O ministro Celso de Mello, do Supremo Tribunal Federal (STF), enviou nesta quinta-feira (21) à Procuradoria Geral da República (PGR) pedidos de apreensão dos celulares do presidente Jair Bolsonaro e do filho do chefe do poder Executivo, o vereador Carlos Bolsonaro (Republicanos/RJ). O decano também encaminhou um pedido de parlamentares para a realização de oitiva de Jair Bolsonaro por causa do inquérito sobre a interferência política na Policia Federal.

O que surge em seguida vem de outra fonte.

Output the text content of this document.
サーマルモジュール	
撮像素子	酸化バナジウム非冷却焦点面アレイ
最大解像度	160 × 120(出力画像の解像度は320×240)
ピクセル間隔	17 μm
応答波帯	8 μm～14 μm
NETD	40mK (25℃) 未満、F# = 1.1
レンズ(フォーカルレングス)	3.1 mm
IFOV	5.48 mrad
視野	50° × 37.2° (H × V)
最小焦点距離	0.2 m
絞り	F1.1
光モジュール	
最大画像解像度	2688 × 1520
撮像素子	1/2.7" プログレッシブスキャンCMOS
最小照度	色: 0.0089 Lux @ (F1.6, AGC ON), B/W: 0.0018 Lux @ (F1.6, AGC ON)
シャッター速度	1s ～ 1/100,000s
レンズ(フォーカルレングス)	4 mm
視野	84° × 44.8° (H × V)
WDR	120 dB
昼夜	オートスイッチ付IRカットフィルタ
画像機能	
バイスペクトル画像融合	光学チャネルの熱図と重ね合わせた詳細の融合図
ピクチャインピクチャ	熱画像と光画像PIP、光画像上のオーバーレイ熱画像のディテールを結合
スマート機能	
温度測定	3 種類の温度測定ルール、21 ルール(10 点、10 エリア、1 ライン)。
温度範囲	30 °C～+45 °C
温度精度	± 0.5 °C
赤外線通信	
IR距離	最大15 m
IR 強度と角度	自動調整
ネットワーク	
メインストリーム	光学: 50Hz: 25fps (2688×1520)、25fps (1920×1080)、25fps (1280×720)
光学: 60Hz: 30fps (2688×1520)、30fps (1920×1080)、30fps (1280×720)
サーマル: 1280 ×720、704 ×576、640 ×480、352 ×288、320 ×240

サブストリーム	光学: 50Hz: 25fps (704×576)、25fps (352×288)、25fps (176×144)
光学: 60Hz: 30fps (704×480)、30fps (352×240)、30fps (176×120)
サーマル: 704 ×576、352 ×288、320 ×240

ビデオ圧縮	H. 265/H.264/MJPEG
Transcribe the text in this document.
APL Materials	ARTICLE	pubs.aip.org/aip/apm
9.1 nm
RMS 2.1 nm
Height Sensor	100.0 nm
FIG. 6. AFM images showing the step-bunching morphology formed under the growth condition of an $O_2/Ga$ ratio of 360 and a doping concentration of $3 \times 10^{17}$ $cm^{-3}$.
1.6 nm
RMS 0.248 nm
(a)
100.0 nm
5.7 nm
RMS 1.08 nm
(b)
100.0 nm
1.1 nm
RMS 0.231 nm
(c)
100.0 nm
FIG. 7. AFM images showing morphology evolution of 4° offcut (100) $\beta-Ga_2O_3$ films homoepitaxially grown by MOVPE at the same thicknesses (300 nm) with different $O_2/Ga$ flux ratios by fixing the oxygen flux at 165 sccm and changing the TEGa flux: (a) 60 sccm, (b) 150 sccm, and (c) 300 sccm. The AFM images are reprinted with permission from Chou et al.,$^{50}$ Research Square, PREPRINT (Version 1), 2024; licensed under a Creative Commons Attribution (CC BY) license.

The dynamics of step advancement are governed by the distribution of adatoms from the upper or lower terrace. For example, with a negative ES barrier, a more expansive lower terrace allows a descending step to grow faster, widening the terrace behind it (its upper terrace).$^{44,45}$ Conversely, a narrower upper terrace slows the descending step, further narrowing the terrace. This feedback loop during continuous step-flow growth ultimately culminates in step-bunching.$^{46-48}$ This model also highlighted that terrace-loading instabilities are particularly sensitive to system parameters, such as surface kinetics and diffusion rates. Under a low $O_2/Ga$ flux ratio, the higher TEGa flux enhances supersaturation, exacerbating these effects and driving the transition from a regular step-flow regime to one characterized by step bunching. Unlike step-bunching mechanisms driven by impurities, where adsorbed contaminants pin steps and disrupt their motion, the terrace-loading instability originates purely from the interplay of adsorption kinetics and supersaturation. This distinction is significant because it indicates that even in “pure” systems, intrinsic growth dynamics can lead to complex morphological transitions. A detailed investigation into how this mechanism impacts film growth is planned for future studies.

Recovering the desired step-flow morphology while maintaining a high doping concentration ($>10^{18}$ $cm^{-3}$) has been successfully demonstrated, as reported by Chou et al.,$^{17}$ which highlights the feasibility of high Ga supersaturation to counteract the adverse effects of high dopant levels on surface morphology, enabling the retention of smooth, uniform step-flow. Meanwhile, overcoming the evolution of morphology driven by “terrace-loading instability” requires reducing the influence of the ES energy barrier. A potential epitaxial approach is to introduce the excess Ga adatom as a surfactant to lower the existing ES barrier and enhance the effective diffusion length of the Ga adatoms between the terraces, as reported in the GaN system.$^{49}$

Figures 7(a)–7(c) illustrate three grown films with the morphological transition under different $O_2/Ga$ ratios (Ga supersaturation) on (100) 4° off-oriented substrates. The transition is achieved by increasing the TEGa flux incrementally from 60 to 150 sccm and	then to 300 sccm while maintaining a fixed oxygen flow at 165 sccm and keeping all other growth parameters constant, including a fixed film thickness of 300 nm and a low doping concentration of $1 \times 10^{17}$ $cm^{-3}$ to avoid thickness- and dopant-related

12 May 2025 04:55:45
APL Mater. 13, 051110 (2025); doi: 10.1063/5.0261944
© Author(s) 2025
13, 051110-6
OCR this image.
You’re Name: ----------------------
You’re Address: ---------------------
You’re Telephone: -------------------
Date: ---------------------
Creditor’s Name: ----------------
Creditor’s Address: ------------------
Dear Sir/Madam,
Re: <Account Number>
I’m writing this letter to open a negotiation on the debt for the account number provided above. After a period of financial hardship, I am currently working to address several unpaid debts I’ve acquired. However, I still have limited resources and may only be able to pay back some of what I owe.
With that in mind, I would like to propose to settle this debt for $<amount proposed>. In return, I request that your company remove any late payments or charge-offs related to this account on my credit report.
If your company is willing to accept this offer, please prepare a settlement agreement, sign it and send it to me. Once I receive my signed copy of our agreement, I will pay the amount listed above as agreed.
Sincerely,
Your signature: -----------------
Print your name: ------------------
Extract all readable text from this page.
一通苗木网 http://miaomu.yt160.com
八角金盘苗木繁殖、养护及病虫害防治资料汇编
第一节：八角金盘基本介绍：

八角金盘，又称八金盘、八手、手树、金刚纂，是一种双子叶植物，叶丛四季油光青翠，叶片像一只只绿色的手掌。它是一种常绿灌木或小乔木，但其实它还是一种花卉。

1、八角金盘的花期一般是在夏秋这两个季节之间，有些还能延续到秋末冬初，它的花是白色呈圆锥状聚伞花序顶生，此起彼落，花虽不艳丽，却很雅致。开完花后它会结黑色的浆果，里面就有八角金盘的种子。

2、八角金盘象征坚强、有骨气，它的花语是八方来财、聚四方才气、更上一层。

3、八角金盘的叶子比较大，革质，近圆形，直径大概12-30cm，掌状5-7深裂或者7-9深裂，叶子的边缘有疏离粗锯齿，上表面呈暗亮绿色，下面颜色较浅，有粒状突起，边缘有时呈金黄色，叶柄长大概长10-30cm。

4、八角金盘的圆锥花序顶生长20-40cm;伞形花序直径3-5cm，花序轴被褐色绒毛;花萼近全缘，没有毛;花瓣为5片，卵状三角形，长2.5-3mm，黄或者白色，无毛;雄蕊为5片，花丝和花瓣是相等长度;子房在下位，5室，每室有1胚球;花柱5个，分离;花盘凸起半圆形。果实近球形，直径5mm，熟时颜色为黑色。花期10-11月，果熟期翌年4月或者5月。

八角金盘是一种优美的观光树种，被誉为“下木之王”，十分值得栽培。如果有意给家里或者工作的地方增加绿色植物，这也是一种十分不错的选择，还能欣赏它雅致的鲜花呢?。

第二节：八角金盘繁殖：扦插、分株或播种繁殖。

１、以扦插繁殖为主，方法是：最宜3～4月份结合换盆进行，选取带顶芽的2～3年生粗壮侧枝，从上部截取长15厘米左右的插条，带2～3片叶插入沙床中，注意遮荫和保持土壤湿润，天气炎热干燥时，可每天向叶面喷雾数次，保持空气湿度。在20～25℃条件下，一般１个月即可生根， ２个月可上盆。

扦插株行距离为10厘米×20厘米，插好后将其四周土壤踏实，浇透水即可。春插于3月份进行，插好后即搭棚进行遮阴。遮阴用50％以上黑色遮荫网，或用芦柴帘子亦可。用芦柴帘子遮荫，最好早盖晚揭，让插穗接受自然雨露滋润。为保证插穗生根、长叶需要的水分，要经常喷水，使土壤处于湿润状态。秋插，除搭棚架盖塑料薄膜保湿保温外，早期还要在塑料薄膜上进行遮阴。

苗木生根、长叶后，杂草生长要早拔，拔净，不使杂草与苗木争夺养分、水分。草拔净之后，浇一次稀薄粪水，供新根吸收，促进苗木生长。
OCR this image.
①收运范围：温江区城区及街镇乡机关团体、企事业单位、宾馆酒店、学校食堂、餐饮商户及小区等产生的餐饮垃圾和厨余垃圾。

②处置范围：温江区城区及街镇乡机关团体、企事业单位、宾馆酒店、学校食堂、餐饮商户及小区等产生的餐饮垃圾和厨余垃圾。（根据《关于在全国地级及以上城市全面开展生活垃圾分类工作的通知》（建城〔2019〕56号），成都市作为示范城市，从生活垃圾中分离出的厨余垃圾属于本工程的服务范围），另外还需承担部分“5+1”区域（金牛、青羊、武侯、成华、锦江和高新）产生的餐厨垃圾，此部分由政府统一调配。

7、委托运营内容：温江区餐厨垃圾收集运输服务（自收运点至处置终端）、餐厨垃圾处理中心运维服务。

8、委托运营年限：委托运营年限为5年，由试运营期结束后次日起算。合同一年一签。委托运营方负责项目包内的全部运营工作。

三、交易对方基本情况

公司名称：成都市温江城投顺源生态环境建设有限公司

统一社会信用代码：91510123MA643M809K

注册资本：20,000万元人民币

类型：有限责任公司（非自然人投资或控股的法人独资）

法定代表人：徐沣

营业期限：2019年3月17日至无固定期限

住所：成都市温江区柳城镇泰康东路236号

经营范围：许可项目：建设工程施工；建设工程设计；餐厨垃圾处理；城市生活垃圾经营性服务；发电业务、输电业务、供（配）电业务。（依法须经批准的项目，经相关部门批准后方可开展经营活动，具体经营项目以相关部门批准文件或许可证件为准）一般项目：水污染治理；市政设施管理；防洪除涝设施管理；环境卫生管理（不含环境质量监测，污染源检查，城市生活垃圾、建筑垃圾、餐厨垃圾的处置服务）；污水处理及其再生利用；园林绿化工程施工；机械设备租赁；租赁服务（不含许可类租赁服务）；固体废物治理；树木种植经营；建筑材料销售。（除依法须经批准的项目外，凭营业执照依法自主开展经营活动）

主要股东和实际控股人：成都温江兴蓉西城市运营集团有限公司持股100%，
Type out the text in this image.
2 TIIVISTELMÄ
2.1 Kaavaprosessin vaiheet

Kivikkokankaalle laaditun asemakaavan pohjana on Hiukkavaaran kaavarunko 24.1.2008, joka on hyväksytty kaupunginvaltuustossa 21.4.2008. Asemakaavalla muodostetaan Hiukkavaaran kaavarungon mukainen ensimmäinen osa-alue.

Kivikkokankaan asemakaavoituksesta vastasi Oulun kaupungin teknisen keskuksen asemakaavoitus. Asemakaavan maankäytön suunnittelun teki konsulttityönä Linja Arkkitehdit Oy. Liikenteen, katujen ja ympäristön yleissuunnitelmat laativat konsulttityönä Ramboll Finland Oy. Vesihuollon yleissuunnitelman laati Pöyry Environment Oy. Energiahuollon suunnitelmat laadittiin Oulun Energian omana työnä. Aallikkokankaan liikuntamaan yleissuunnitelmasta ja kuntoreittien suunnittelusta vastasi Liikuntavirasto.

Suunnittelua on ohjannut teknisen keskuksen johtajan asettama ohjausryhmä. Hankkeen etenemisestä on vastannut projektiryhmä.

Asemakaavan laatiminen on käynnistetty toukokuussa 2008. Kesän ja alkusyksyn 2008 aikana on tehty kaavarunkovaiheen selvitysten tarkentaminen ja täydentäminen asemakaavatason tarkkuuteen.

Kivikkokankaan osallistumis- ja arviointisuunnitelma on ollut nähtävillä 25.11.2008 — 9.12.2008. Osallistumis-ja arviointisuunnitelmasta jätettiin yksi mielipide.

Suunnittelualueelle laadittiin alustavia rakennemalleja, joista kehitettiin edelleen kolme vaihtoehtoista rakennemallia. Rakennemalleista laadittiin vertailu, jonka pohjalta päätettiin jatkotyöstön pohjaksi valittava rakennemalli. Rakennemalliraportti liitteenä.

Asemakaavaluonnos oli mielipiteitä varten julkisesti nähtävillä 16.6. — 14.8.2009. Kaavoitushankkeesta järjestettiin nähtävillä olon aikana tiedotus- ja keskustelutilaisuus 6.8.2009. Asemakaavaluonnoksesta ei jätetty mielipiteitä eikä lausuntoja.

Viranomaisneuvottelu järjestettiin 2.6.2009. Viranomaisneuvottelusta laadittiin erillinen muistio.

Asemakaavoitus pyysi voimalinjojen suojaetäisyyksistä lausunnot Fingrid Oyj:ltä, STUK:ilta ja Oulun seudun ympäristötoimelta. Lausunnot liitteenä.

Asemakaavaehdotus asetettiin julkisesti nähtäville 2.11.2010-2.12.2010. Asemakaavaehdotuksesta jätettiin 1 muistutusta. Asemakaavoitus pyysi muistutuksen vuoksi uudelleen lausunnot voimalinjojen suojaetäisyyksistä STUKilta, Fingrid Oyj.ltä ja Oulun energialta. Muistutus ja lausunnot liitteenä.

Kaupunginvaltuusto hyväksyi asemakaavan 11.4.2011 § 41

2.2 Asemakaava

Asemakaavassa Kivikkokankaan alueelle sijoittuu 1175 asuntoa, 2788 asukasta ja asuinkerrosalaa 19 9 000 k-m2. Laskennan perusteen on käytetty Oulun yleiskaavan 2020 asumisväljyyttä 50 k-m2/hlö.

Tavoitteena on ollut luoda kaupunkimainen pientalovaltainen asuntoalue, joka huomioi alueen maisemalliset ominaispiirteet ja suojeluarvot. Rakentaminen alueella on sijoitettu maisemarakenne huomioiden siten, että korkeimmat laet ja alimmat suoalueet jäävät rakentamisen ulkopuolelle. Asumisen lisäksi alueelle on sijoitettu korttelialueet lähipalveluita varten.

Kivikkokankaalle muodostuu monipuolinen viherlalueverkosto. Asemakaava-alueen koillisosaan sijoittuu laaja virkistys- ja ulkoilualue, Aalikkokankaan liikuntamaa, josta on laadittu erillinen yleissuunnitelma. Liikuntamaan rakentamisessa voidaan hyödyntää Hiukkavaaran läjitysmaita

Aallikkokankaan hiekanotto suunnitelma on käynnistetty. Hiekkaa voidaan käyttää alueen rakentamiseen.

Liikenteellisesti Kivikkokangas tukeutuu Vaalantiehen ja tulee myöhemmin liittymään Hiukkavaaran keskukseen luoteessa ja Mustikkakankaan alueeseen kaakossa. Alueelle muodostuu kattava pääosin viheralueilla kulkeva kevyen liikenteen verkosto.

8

Agora, caberá ao procurador-geral da República, Augusto Aras, analisar a notícia-crime e se manifestar sobre os pedidos. Após, a decisão final sobre permitir ou não a apreensão dos aparelhos será do decano do STF. A ação do ministro do STF é um trâmite burocrático.
Os despachos são de três notícias-crime que foram apresentadas por partidos políticos PDT, PSB e PV no último dia 28. Os partidos também solicitam perícias nos celulares de Maurício Valeixo, ex-diretor geral da Polícia Federal exonerado por Bolsonaro; do ex-ministro da Justiça de Segurança Pública Sergio Moro; e da deputada federal Carla Zambelli (PSL – SP). Outra representação foi feita pelo PT que solicita a apreensão do celular de Moro.

Mello afirma que é papel do Estado apurar acusações criminais feitas por qualquer pessoa. “A indisponibilidade da pretensão investigatória do Estado impede, pois, que os órgãos públicos competentes ignorem aquilo que se aponta na “notitia criminis. Motivo pelo qual se torna imprescindível a apuração dos fatos delatados, quaisquer que possam ser as pessoas alegadamente envolvidas, ainda que se trate de alguém investido de autoridade na hierarquia da República, independentemente do Poder (Legislativo, Executivo ou Judiciário) a que tal agente se ache vinculado”, avalia.

Nesta sexta-feira, o presidente Jair Bolsonaro disse que não entregará seu celular à Justiça se assim for determinado. “Acham que eu sou um rato para entregar meu celular nessas circunstâncias?”, questionou. “Como eu vou entregar um celular em que eu falo com líderes mundiais? Alguns falam que é praxe, eu não sou diferente de ninguém, a lei me atinge, mas sou presidente da República e vou lutar pelo meu país. Eu farei valer a posição do presidente. Jamais pegarão meu telefone. Seria uma afronta”.